The number of ratings on WeRateDogs has had a general downward trend by month since the account was first started, going from a peak of almost 300 tweets in one month down to around 50 in the latest months. There was a sharp decline only a few months after the account was created. However, this does not necessarily mean that the number of overall posts by the account has decreased, as my analysis only focused on original content with images. It is possible that the account has focused on other areas of content, such as retweets, videos, and interactions with followers. 

![monthly_tweet_count](graphs/Tweet%20posts%20by%20Month.png)

**Question 2: What is the monthly trend of interactions with WeRateDogs's posts?**
I define "interactions" = total retweets + favorites. 

There has been a steady upward trend in the average retweets and favorites since the account was first started, going from almost no interaction to around 35,000 retweets and favorites per post in the latest months. This trend is encouraging given that the account's original purpose was to post images with ratings.

![monthly_interactions](graphs/Average%20interactions%20per%20tweet.png)

**Question 3: What are the most popular dog breeds based on number of posts, interactions by Twitter users, and ratings?**

Here are the most popular dog breeds by the number of posts. 

![top_10_by_count](graphs/Most%20popular%20dog%20breeds%20by%20tweet%20counts.png)

Golden retrievers are by far the most commonly rated breed, followed by labrador, pembrokes and chihuahua

![top_10_by_interactions](graphs/Most%20popular%20dog%20breeds%20by%20average%20interactions.png)

Saluki, afghan hound and french bulldog are breeds that often received highest number of interactions on average.

![top_10_by_rating](graphs/Most%20popular%20dog%20breeds%20by%20average%20ratings.png)

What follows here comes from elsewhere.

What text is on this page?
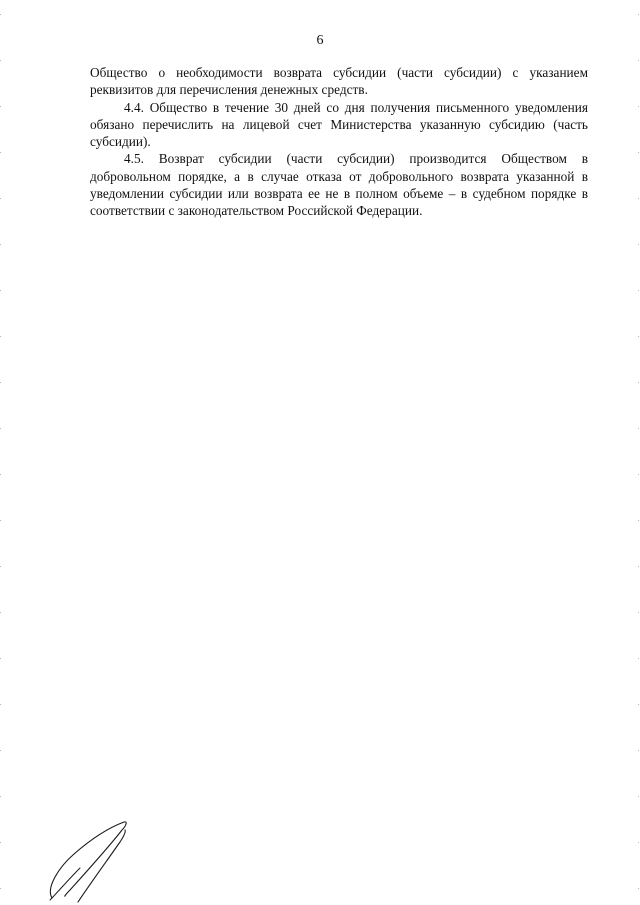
6

Общество о необходимости возврата субсидии (части субсидии) с указанием реквизитов для перечисления денежных средств.

4.4. Общество в течение 30 дней со дня получения письменного уведомления обязано перечислить на лицевой счет Министерства указанную субсидию (часть субсидии).

4.5. Возврат субсидии (части субсидии) производится Обществом в добровольном порядке, а в случае отказа от добровольного возврата указанной в уведомлении субсидии или возврата ее не в полном объеме – в судебном порядке в соответствии с законодательством Российской Федерации.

Not much different between the top 10 dog breeds by average ratings, which brings me to the 4th questions:

**Question 4: Is there any correlation between WeRateDogs's ratings and the interactions by Twitter users?**

There appears to be a positive correlation. I check for **Pearson correlation coefficient** to see how strong this correlation. r=0.48 -> the correlation is moderately positive, with the very low p-value (<<0.05) indicates that the correlation is statistically significant

![scatter_by_breed](graphs/Average%20interactions%20vs.%20ratings%20by%20breed.png)